In this parable from Luke 15, there are three characters: a father, an older son, and a younger son. The younger son is wild at heart and asks his father to give him his part of the family inheritance now, while the father is still alive. He does not want to wait for his father to die to get his money. He shows that he is immature and does not love his father.
The father, though, loves his son so much, that he agrees to his demands. This is a big deal because in these ancient times, people didn’t have cash hanging around the house or in the bank. In order to give his younger son the inheritance, the father would have had to sell off land, livestock, etc., thereby putting the rest of the family in jeopardy because the rest of the family still had to live.
The younger son goes off, spends the money on wild living, strong drink and women, and winds up with nothing left. He is forced to get a job as a swineherd, which is despicable to the Jews because pigs were considered unclean. The younger son realizes that his father’s servants are better off than he is, so he decides to go back to his father and ask to be treated as a servant.

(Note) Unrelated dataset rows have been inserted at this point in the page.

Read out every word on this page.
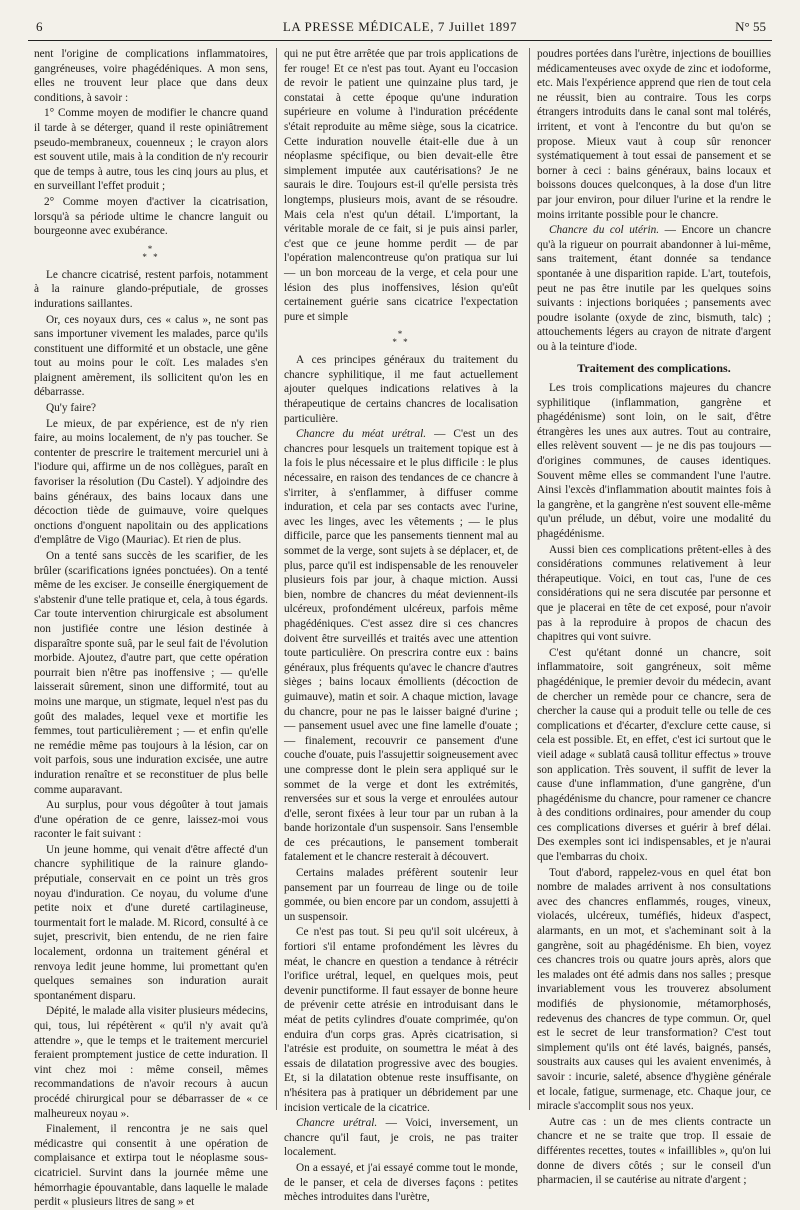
6	LA PRESSE MÉDICALE, 7 Juillet 1897	N° 55

nent l'origine de complications inflammatoires, gangréneuses, voire phagédéniques. A mon sens, elles ne trouvent leur place que dans deux conditions, à savoir :

1° Comme moyen de modifier le chancre quand il tarde à se déterger, quand il reste opiniâtrement pseudo-membraneux, couenneux ; le crayon alors est souvent utile, mais à la condition de n'y recourir que de temps à autre, tous les cinq jours au plus, et en surveillant l'effet produit ;

2° Comme moyen d'activer la cicatrisation, lorsqu'à sa période ultime le chancre languit ou bourgeonne avec exubérance.

*
* *

Le chancre cicatrisé, restent parfois, notamment à la rainure glando-préputiale, de grosses indurations saillantes.

Or, ces noyaux durs, ces « calus », ne sont pas sans importuner vivement les malades, parce qu'ils constituent une difformité et un obstacle, une gêne tout au moins pour le coït. Les malades s'en plaignent amèrement, ils sollicitent qu'on les en débarrasse.

Qu'y faire?

Le mieux, de par expérience, est de n'y rien faire, au moins localement, de n'y pas toucher. Se contenter de prescrire le traitement mercuriel uni à l'iodure qui, affirme un de nos collègues, paraît en favoriser la résolution (Du Castel). Y adjoindre des bains généraux, des bains locaux dans une décoction tiède de guimauve, voire quelques onctions d'onguent napolitain ou des applications d'emplâtre de Vigo (Mauriac). Et rien de plus.

On a tenté sans succès de les scarifier, de les brûler (scarifications ignées ponctuées). On a tenté même de les exciser. Je conseille énergiquement de s'abstenir d'une telle pratique et, cela, à tous égards. Car toute intervention chirurgicale est absolument non justifiée contre une lésion destinée à disparaître sponte suâ, par le seul fait de l'évolution morbide. Ajoutez, d'autre part, que cette opération pourrait bien n'être pas inoffensive ; — qu'elle laisserait sûrement, sinon une difformité, tout au moins une marque, un stigmate, lequel n'est pas du goût des malades, lequel vexe et mortifie les femmes, tout particulièrement ; — et enfin qu'elle ne remédie même pas toujours à la lésion, car on voit parfois, sous une induration excisée, une autre induration renaître et se reconstituer de plus belle comme auparavant.

Au surplus, pour vous dégoûter à tout jamais d'une opération de ce genre, laissez-moi vous raconter le fait suivant :

Un jeune homme, qui venait d'être affecté d'un chancre syphilitique de la rainure glando-préputiale, conservait en ce point un très gros noyau d'induration. Ce noyau, du volume d'une petite noix et d'une dureté cartilagineuse, tourmentait fort le malade. M. Ricord, consulté à ce sujet, prescrivit, bien entendu, de ne rien faire localement, ordonna un traitement général et renvoya ledit jeune homme, lui promettant qu'en quelques semaines son induration aurait spontanément disparu.

Dépité, le malade alla visiter plusieurs médecins, qui, tous, lui répétèrent « qu'il n'y avait qu'à attendre », que le temps et le traitement mercuriel feraient promptement justice de cette induration. Il vint chez moi : même conseil, mêmes recommandations de n'avoir recours à aucun procédé chirurgical pour se débarrasser de « ce malheureux noyau ».

Finalement, il rencontra je ne sais quel médicastre qui consentit à une opération de complaisance et extirpa tout le néoplasme sous-cicatriciel. Survint dans la journée même une hémorrhagie épouvantable, dans laquelle le malade perdit « plusieurs litres de sang » et

qui ne put être arrêtée que par trois applications de fer rouge! Et ce n'est pas tout. Ayant eu l'occasion de revoir le patient une quinzaine plus tard, je constatai à cette époque qu'une induration supérieure en volume à l'induration précédente s'était reproduite au même siège, sous la cicatrice. Cette induration nouvelle était-elle due à un néoplasme spécifique, ou bien devait-elle être simplement imputée aux cautérisations? Je ne saurais le dire. Toujours est-il qu'elle persista très longtemps, plusieurs mois, avant de se résoudre. Mais cela n'est qu'un détail. L'important, la véritable morale de ce fait, si je puis ainsi parler, c'est que ce jeune homme perdit — de par l'opération malencontreuse qu'on pratiqua sur lui — un bon morceau de la verge, et cela pour une lésion des plus inoffensives, lésion qu'eût certainement guérie sans cicatrice l'expectation pure et simple

*
* *

A ces principes généraux du traitement du chancre syphilitique, il me faut actuellement ajouter quelques indications relatives à la thérapeutique de certains chancres de localisation particulière.

Chancre du méat urétral. — C'est un des chancres pour lesquels un traitement topique est à la fois le plus nécessaire et le plus difficile : le plus nécessaire, en raison des tendances de ce chancre à s'irriter, à s'enflammer, à diffuser comme induration, et cela par ses contacts avec l'urine, avec les linges, avec les vêtements ; — le plus difficile, parce que les pansements tiennent mal au sommet de la verge, sont sujets à se déplacer, et, de plus, parce qu'il est indispensable de les renouveler plusieurs fois par jour, à chaque miction. Aussi bien, nombre de chancres du méat deviennent-ils ulcéreux, profondément ulcéreux, parfois même phagédéniques. C'est assez dire si ces chancres doivent être surveillés et traités avec une attention toute particulière. On prescrira contre eux : bains généraux, plus fréquents qu'avec le chancre d'autres sièges ; bains locaux émollients (décoction de guimauve), matin et soir. A chaque miction, lavage du chancre, pour ne pas le laisser baigné d'urine ; — pansement usuel avec une fine lamelle d'ouate ; — finalement, recouvrir ce pansement d'une couche d'ouate, puis l'assujettir soigneusement avec une compresse dont le plein sera appliqué sur le sommet de la verge et dont les extrémités, renversées sur et sous la verge et enroulées autour d'elle, seront fixées à leur tour par un ruban à la bande horizontale d'un suspensoir. Sans l'ensemble de ces précautions, le pansement tomberait fatalement et le chancre resterait à découvert.

Certains malades préfèrent soutenir leur pansement par un fourreau de linge ou de toile gommée, ou bien encore par un condom, assujetti à un suspensoir.

Ce n'est pas tout. Si peu qu'il soit ulcéreux, à fortiori s'il entame profondément les lèvres du méat, le chancre en question a tendance à rétrécir l'orifice urétral, lequel, en quelques mois, peut devenir punctiforme. Il faut essayer de bonne heure de prévenir cette atrésie en introduisant dans le méat de petits cylindres d'ouate comprimée, qu'on enduira d'un corps gras. Après cicatrisation, si l'atrésie est produite, on soumettra le méat à des essais de dilatation progressive avec des bougies. Et, si la dilatation obtenue reste insuffisante, on n'hésitera pas à pratiquer un débridement par une incision verticale de la cicatrice.

Chancre urétral. — Voici, inversement, un chancre qu'il faut, je crois, ne pas traiter localement.

On a essayé, et j'ai essayé comme tout le monde, de le panser, et cela de diverses façons : petites mèches introduites dans l'urètre,

poudres portées dans l'urètre, injections de bouillies médicamenteuses avec oxyde de zinc et iodoforme, etc. Mais l'expérience apprend que rien de tout cela ne réussit, bien au contraire. Tous les corps étrangers introduits dans le canal sont mal tolérés, irritent, et vont à l'encontre du but qu'on se propose. Mieux vaut à coup sûr renoncer systématiquement à tout essai de pansement et se borner à ceci : bains généraux, bains locaux et boissons douces quelconques, à la dose d'un litre par jour environ, pour diluer l'urine et la rendre le moins irritante possible pour le chancre.

Chancre du col utérin. — Encore un chancre qu'à la rigueur on pourrait abandonner à lui-même, sans traitement, étant donnée sa tendance spontanée à une disparition rapide. L'art, toutefois, peut ne pas être inutile par les quelques soins suivants : injections boriquées ; pansements avec poudre isolante (oxyde de zinc, bismuth, talc) ; attouchements légers au crayon de nitrate d'argent ou à la teinture d'iode.

Traitement des complications.

Les trois complications majeures du chancre syphilitique (inflammation, gangrène et phagédénisme) sont loin, on le sait, d'être étrangères les unes aux autres. Tout au contraire, elles relèvent souvent — je ne dis pas toujours — d'origines communes, de causes identiques. Souvent même elles se commandent l'une l'autre. Ainsi l'excès d'inflammation aboutit maintes fois à la gangrène, et la gangrène n'est souvent elle-même qu'un prélude, un début, voire une modalité du phagédénisme.

Aussi bien ces complications prêtent-elles à des considérations communes relativement à leur thérapeutique. Voici, en tout cas, l'une de ces considérations qui ne sera discutée par personne et que je placerai en tête de cet exposé, pour n'avoir pas à la reproduire à propos de chacun des chapitres qui vont suivre.

C'est qu'étant donné un chancre, soit inflammatoire, soit gangréneux, soit même phagédénique, le premier devoir du médecin, avant de chercher un remède pour ce chancre, sera de chercher la cause qui a produit telle ou telle de ces complications et d'écarter, d'exclure cette cause, si cela est possible. Et, en effet, c'est ici surtout que le vieil adage « sublatâ causâ tollitur effectus » trouve son application. Très souvent, il suffit de lever la cause d'une inflammation, d'une gangrène, d'un phagédénisme du chancre, pour ramener ce chancre à des conditions ordinaires, pour amender du coup ces complications diverses et guérir à bref délai. Des exemples sont ici indispensables, et je n'aurai que l'embarras du choix.

Tout d'abord, rappelez-vous en quel état bon nombre de malades arrivent à nos consultations avec des chancres enflammés, rouges, vineux, violacés, ulcéreux, tuméfiés, hideux d'aspect, alarmants, en un mot, et s'acheminant soit à la gangrène, soit au phagédénisme. Eh bien, voyez ces chancres trois ou quatre jours après, alors que les malades ont été admis dans nos salles ; presque invariablement vous les trouverez absolument modifiés de physionomie, métamorphosés, redevenus des chancres de type commun. Or, quel est le secret de leur transformation? C'est tout simplement qu'ils ont été lavés, baignés, pansés, soustraits aux causes qui les avaient envenimés, à savoir : incurie, saleté, absence d'hygiène générale et locale, fatigue, surmenage, etc. Chaque jour, ce miracle s'accomplit sous nos yeux.

Autre cas : un de mes clients contracte un chancre et ne se traite que trop. Il essaie de différentes recettes, toutes « infaillibles », qu'on lui donne de divers côtés ; sur le conseil d'un pharmacien, il se cautérise au nitrate d'argent ;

However, when the father sees him in the distance, he picks up his robe and runs to meet the younger son, again showing incredible love, because this act would not be considered something a family patriarch would do. The father embraces the younger son and orders the fatted calf to be killed for a huge celebration.
Meanwhile, back at the ranch, the older son is seething. He tells his father that he is angry because he stayed working for the father all his life, and he is the one that deserves to be treated well, not the younger good-for-nothing brother. The father has great love for the older son as well, though, and tells him “all I have is yours” because you are always with me. The older son does not show much love towards his father and no love towards his brother.
The father in the parable is God. The two sons represent two types of men: the older son represents those people who are legalistic and think they can earn God’s love by obeying rules. The younger son represents those people that think they can live any way they want because God shows grace and love to us and will forgive us “70 times 7.” Both sons are alienated from God in different ways. But both sons are loved by God, who loves us unconditionally. The father's love, as God's love, is the same at the beginning and end of the parable. God's love is constant. What good news!